The Constitution stipulates that the workday may not exceed 8 hours daily or 44 hours weekly and that night work may not exceed 7 hours daily or 35 hours weekly. Managers are prohibited from obligating employees to work additional time, and workers have the right to weekly time away from work and annual paid vacations. Some unions, such as the petroleum workers' union, have negotiated a 40-hour week. Overtime may not exceed 2 hours daily, 10 hours weekly, or 100 hours annually, and may not be paid at a rate less than time-and-one-half. The Ministry of Labor effectively enforced these standards in the formal sector.
The Constitution provides for secure, hygienic, and adequate working conditions; however, authorities have not yet promulgated regulations to implement the Health and Safety Law, which was not enforced. The Labor Code states that employers are obligated to pay specified amounts (up to a maximum of 25 times the minimum monthly salary) to workers for accidents or occupational illnesses, regardless of who is responsible for the injury.
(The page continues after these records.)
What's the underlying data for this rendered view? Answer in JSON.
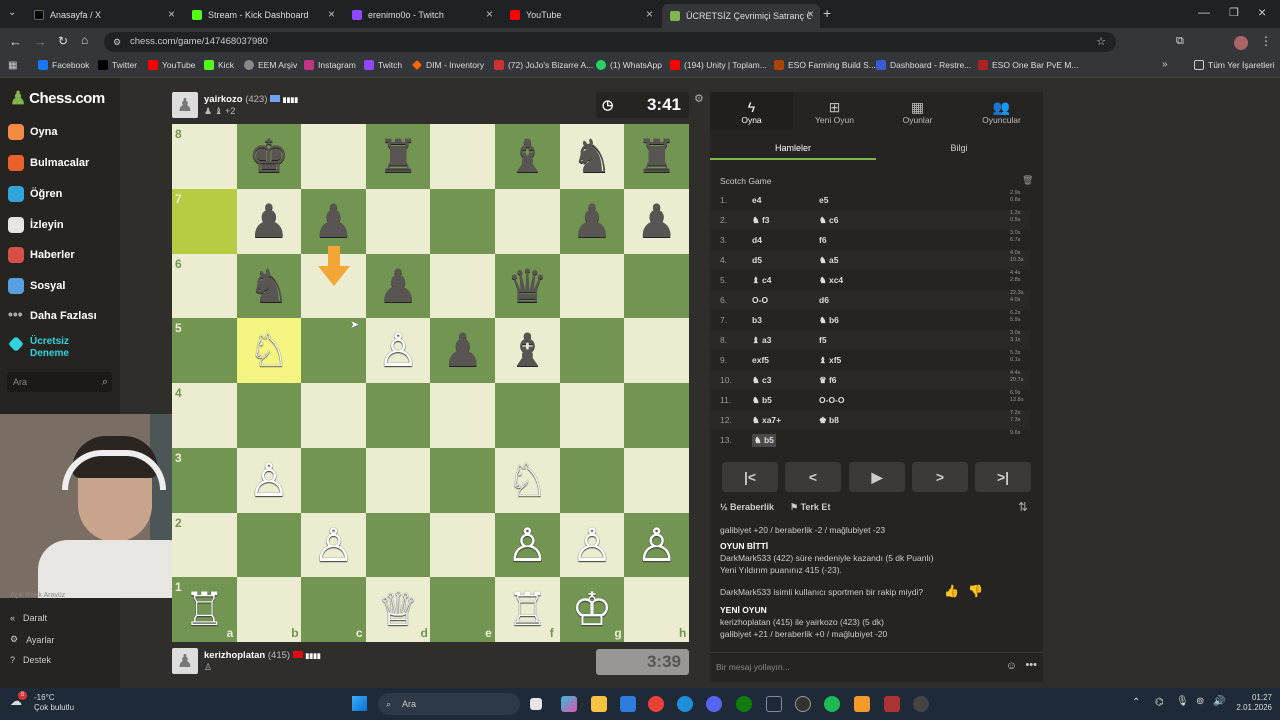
{
  "tabs": [
    {
      "title": "Anasayfa / X",
      "color": "#000"
    },
    {
      "title": "Stream - Kick Dashboard",
      "color": "#53fc18"
    },
    {
      "title": "erenimo0o - Twitch",
      "color": "#9146ff"
    },
    {
      "title": "YouTube",
      "color": "#ff0000"
    },
    {
      "title": "ÜCRETSİZ Çevrimiçi Satranç Oy",
      "color": "#81b64c"
    }
  ],
  "url": "chess.com/game/147468037980",
  "bookmarks": [
    "Facebook",
    "Twitter",
    "YouTube",
    "Kick",
    "EEM Arşiv",
    "Instagram",
    "Twitch",
    "DIM - Inventory",
    "(72) JoJo's Bizarre A...",
    "(1) WhatsApp",
    "(194) Unity | Toplam...",
    "ESO Farming Build S...",
    "Dashboard - Restre...",
    "ESO One Bar PvE M..."
  ],
  "all_bookmarks": "Tüm Yer İşaretleri",
  "logo": "Chess.com",
  "nav": [
    {
      "label": "Oyna",
      "color": "#f28b44"
    },
    {
      "label": "Bulmacalar",
      "color": "#e8632b"
    },
    {
      "label": "Öğren",
      "color": "#31a4d9"
    },
    {
      "label": "İzleyin",
      "color": "#e5e5e5"
    },
    {
      "label": "Haberler",
      "color": "#d65046"
    },
    {
      "label": "Sosyal",
      "color": "#58a1e0"
    },
    {
      "label": "Daha Fazlası",
      "color": "#aaaaaa"
    },
    {
      "label": "Ücretsiz Deneme",
      "color": "#2fd3e0"
    }
  ],
  "search_placeholder": "Ara",
  "bottom_nav": [
    "Açık Renk Arayüz",
    "Daralt",
    "Ayarlar",
    "Destek"
  ],
  "top_player": {
    "name": "yairkozo",
    "rating": "(423)",
    "captured": "♟ ♝ +2",
    "clock": "3:41"
  },
  "bottom_player": {
    "name": "kerizhoplatan",
    "rating": "(415)",
    "clock": "3:39"
  },
  "ranks": [
    "8",
    "7",
    "6",
    "5",
    "4",
    "3",
    "2",
    "1"
  ],
  "files": [
    "a",
    "b",
    "c",
    "d",
    "e",
    "f",
    "g",
    "h"
  ],
  "pieces": [
    {
      "g": "♚",
      "c": "b",
      "f": 1,
      "r": 0
    },
    {
      "g": "♜",
      "c": "b",
      "f": 3,
      "r": 0
    },
    {
      "g": "♝",
      "c": "b",
      "f": 5,
      "r": 0
    },
    {
      "g": "♞",
      "c": "b",
      "f": 6,
      "r": 0
    },
    {
      "g": "♜",
      "c": "b",
      "f": 7,
      "r": 0
    },
    {
      "g": "♟",
      "c": "b",
      "f": 1,
      "r": 1
    },
    {
      "g": "♟",
      "c": "b",
      "f": 2,
      "r": 1
    },
    {
      "g": "♟",
      "c": "b",
      "f": 6,
      "r": 1
    },
    {
      "g": "♟",
      "c": "b",
      "f": 7,
      "r": 1
    },
    {
      "g": "♞",
      "c": "b",
      "f": 1,
      "r": 2
    },
    {
      "g": "♟",
      "c": "b",
      "f": 3,
      "r": 2
    },
    {
      "g": "♛",
      "c": "b",
      "f": 5,
      "r": 2
    },
    {
      "g": "♘",
      "c": "w",
      "f": 1,
      "r": 3
    },
    {
      "g": "♙",
      "c": "w",
      "f": 3,
      "r": 3
    },
    {
      "g": "♟",
      "c": "b",
      "f": 4,
      "r": 3
    },
    {
      "g": "♝",
      "c": "b",
      "f": 5,
      "r": 3
    },
    {
      "g": "♘",
      "c": "w",
      "f": 5,
      "r": 5
    },
    {
      "g": "♙",
      "c": "w",
      "f": 1,
      "r": 5
    },
    {
      "g": "♙",
      "c": "w",
      "f": 2,
      "r": 6
    },
    {
      "g": "♙",
      "c": "w",
      "f": 5,
      "r": 6
    },
    {
      "g": "♙",
      "c": "w",
      "f": 6,
      "r": 6
    },
    {
      "g": "♙",
      "c": "w",
      "f": 7,
      "r": 6
    },
    {
      "g": "♖",
      "c": "w",
      "f": 0,
      "r": 7
    },
    {
      "g": "♕",
      "c": "w",
      "f": 3,
      "r": 7
    },
    {
      "g": "♖",
      "c": "w",
      "f": 5,
      "r": 7
    },
    {
      "g": "♔",
      "c": "w",
      "f": 6,
      "r": 7
    }
  ],
  "panel_tabs": [
    "Oyna",
    "Yeni Oyun",
    "Oyunlar",
    "Oyuncular"
  ],
  "sub_tabs": [
    "Hamleler",
    "Bilgi"
  ],
  "opening": "Scotch Game",
  "moves": [
    {
      "n": "1.",
      "w": "e4",
      "b": "e5",
      "t": "2.9s 0.8s"
    },
    {
      "n": "2.",
      "w": "♞ f3",
      "b": "♞ c6",
      "t": "1.2s 0.5s"
    },
    {
      "n": "3.",
      "w": "d4",
      "b": "f6",
      "t": "3.0s 6.7s"
    },
    {
      "n": "4.",
      "w": "d5",
      "b": "♞ a5",
      "t": "4.0s 10.3s"
    },
    {
      "n": "5.",
      "w": "♝ c4",
      "b": "♞ xc4",
      "t": "4.4s 2.8s"
    },
    {
      "n": "6.",
      "w": "O-O",
      "b": "d6",
      "t": "22.3s 4.0s"
    },
    {
      "n": "7.",
      "w": "b3",
      "b": "♞ b6",
      "t": "6.2s 5.9s"
    },
    {
      "n": "8.",
      "w": "♝ a3",
      "b": "f5",
      "t": "3.0s 3.1s"
    },
    {
      "n": "9.",
      "w": "exf5",
      "b": "♝ xf5",
      "t": "5.3s 0.1s"
    },
    {
      "n": "10.",
      "w": "♞ c3",
      "b": "♛ f6",
      "t": "4.4s 20.7s"
    },
    {
      "n": "11.",
      "w": "♞ b5",
      "b": "O-O-O",
      "t": "6.9s 13.8s"
    },
    {
      "n": "12.",
      "w": "♞ xa7+",
      "b": "♚ b8",
      "t": "7.2s 7.3s"
    },
    {
      "n": "13.",
      "w": "♞ b5",
      "b": "",
      "t": "9.6s"
    }
  ],
  "actions": {
    "draw": "Beraberlik",
    "resign": "Terk Et"
  },
  "chat": {
    "line1": "galibiyet +20 / beraberlik -2 / mağlubiyet -23",
    "over_title": "OYUN BİTTİ",
    "over_text": "DarkMark533 (422) süre nedeniyle kazandı (5 dk Puanlı)",
    "rating_text": "Yeni Yıldırım puanınız 415 (-23).",
    "sport_q": "DarkMark533 isimli kullanıcı sportmen bir rakip miydi?",
    "new_title": "YENİ OYUN",
    "new_text": "kerizhoplatan (415) ile yairkozo (423) (5 dk)",
    "line2": "galibiyet +21 / beraberlik +0 / mağlubiyet -20",
    "input_placeholder": "Bir mesaj yollayın..."
  },
  "taskbar": {
    "temp": "-16°C",
    "weather": "Çok bulutlu",
    "search": "Ara",
    "time": "01:27",
    "date": "2.01.2026",
    "badge": "8"
  }
}
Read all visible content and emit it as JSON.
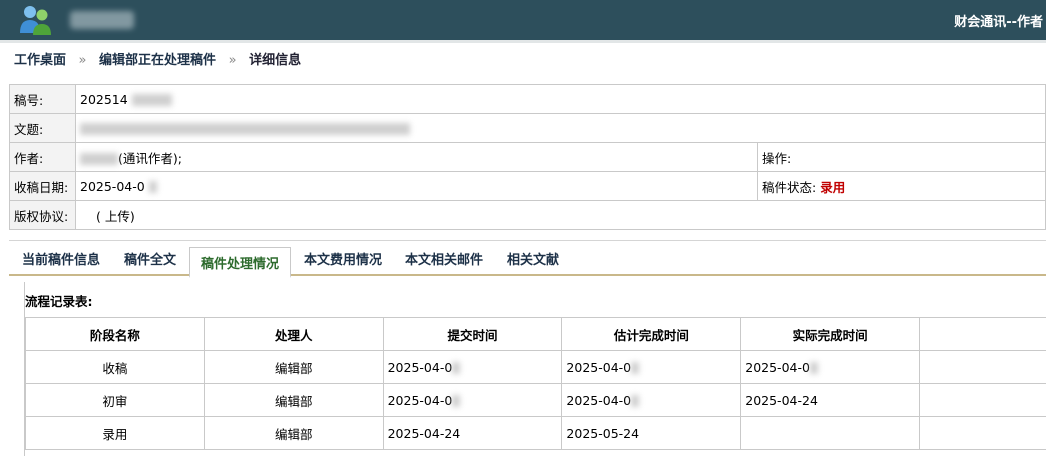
{
  "header": {
    "system_name": "财会通讯--作者"
  },
  "breadcrumb": {
    "home": "工作桌面",
    "separator": "»",
    "middle": "编辑部正在处理稿件",
    "current": "详细信息"
  },
  "manuscript": {
    "number_label": "稿号:",
    "number_value": "202514",
    "title_label": "文题:",
    "title_value": "",
    "author_label": "作者:",
    "author_value": "(通讯作者);",
    "operation_label": "操作:",
    "received_label": "收稿日期:",
    "received_value": "2025-04-0",
    "status_label": "稿件状态:",
    "status_value": "录用",
    "copyright_label": "版权协议:",
    "copyright_value": "( 上传)"
  },
  "tabs": [
    {
      "label": "当前稿件信息"
    },
    {
      "label": "稿件全文"
    },
    {
      "label": "稿件处理情况",
      "active": true
    },
    {
      "label": "本文费用情况"
    },
    {
      "label": "本文相关邮件"
    },
    {
      "label": "相关文献"
    }
  ],
  "flow": {
    "title": "流程记录表:",
    "columns": [
      "阶段名称",
      "处理人",
      "提交时间",
      "估计完成时间",
      "实际完成时间",
      ""
    ],
    "rows": [
      [
        "收稿",
        "编辑部",
        "2025-04-0",
        "2025-04-0",
        "2025-04-0",
        ""
      ],
      [
        "初审",
        "编辑部",
        "2025-04-0",
        "2025-04-0",
        "2025-04-24",
        ""
      ],
      [
        "录用",
        "编辑部",
        "2025-04-24",
        "2025-05-24",
        "",
        ""
      ]
    ]
  },
  "colors": {
    "header_bg": "#2d4f5c",
    "status_red": "#c00000",
    "active_tab_green": "#2d6b2d"
  }
}
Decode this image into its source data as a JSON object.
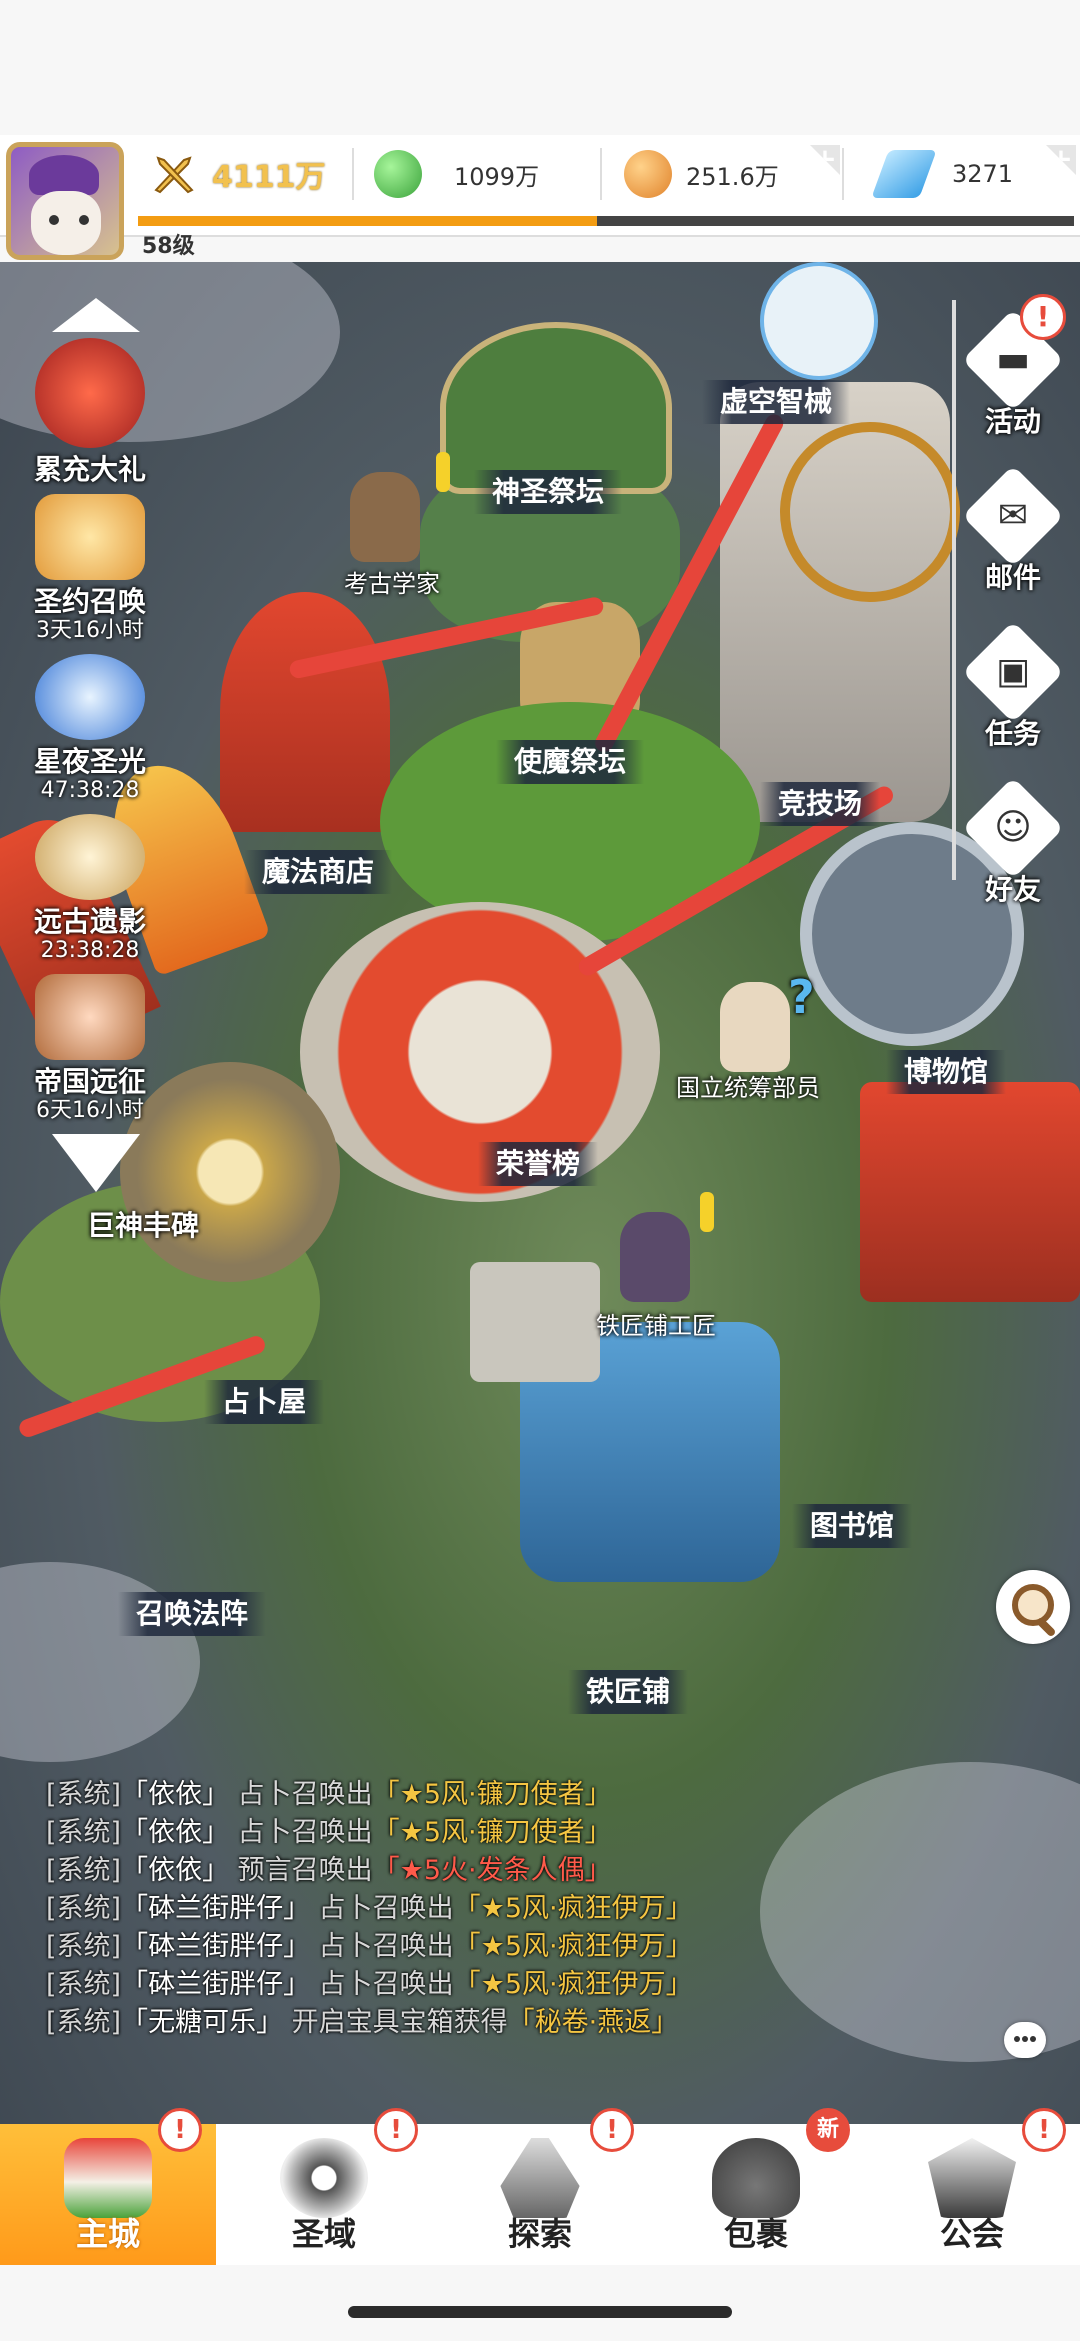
{
  "player": {
    "level": "58级",
    "xp_fraction": 0.49
  },
  "resources": [
    {
      "name": "power",
      "value": "4111万",
      "icon": "crossed-swords-icon",
      "color": "#f2c14e"
    },
    {
      "name": "green-gem",
      "value": "1099万",
      "icon": "green-orb-icon",
      "color": "#4cc04a"
    },
    {
      "name": "gold",
      "value": "251.6万",
      "icon": "gold-coin-icon",
      "color": "#f29d38"
    },
    {
      "name": "diamond",
      "value": "3271",
      "icon": "blue-diamond-icon",
      "color": "#4ab2ee"
    }
  ],
  "left_events": {
    "recharge": {
      "label": "累充大礼"
    },
    "covenant": {
      "label": "圣约召唤",
      "time": "3天16小时"
    },
    "starlight": {
      "label": "星夜圣光",
      "time": "47:38:28"
    },
    "ancient": {
      "label": "远古遗影",
      "time": "23:38:28"
    },
    "empire": {
      "label": "帝国远征",
      "time": "6天16小时"
    },
    "titan": {
      "label": "巨神丰碑"
    }
  },
  "right_buttons": {
    "activity": {
      "label": "活动",
      "icon": "chat-bubble-icon"
    },
    "mail": {
      "label": "邮件",
      "icon": "envelope-icon"
    },
    "task": {
      "label": "任务",
      "icon": "task-icon"
    },
    "friends": {
      "label": "好友",
      "icon": "wechat-icon"
    }
  },
  "map_locations": {
    "void_mech": "虚空智械",
    "holy_altar": "神圣祭坛",
    "archaeologist": "考古学家",
    "envoy_altar": "使魔祭坛",
    "arena": "竞技场",
    "magic_shop": "魔法商店",
    "museum": "博物馆",
    "national_officer": "国立统筹部员",
    "honor_board": "荣誉榜",
    "blacksmith_worker": "铁匠铺工匠",
    "divination_house": "占卜屋",
    "library": "图书馆",
    "summon_circle": "召唤法阵",
    "blacksmith": "铁匠铺"
  },
  "chat": [
    {
      "tag": "[系统]",
      "user": "「依依」",
      "action": "占卜召唤出",
      "item": "「★5风·镰刀使者」",
      "color": "gold"
    },
    {
      "tag": "[系统]",
      "user": "「依依」",
      "action": "占卜召唤出",
      "item": "「★5风·镰刀使者」",
      "color": "gold"
    },
    {
      "tag": "[系统]",
      "user": "「依依」",
      "action": "预言召唤出",
      "item": "「★5火·发条人偶」",
      "color": "red"
    },
    {
      "tag": "[系统]",
      "user": "「砵兰街胖仔」",
      "action": "占卜召唤出",
      "item": "「★5风·疯狂伊万」",
      "color": "gold"
    },
    {
      "tag": "[系统]",
      "user": "「砵兰街胖仔」",
      "action": "占卜召唤出",
      "item": "「★5风·疯狂伊万」",
      "color": "gold"
    },
    {
      "tag": "[系统]",
      "user": "「砵兰街胖仔」",
      "action": "占卜召唤出",
      "item": "「★5风·疯狂伊万」",
      "color": "gold"
    },
    {
      "tag": "[系统]",
      "user": "「无糖可乐」",
      "action": "开启宝具宝箱获得",
      "item": "「秘卷·燕返」",
      "color": "gold"
    }
  ],
  "nav": {
    "main_city": {
      "label": "主城",
      "badge": "!"
    },
    "holy_domain": {
      "label": "圣域",
      "badge": "!"
    },
    "explore": {
      "label": "探索",
      "badge": "!"
    },
    "bag": {
      "label": "包裹",
      "badge": "新"
    },
    "guild": {
      "label": "公会",
      "badge": "!"
    }
  }
}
The Code also requires that workplaces maintain "sufficient protection for health and life against sickness and accidents," and it imposes fines ranging from one-quarter to twice the minimum monthly salary for first infractions. However, in practice, Ministry of Labor inspectors seldom closed unsafe job sites. Under the law, workers may remove themselves from dangerous workplace situations without jeopardy to continued employment.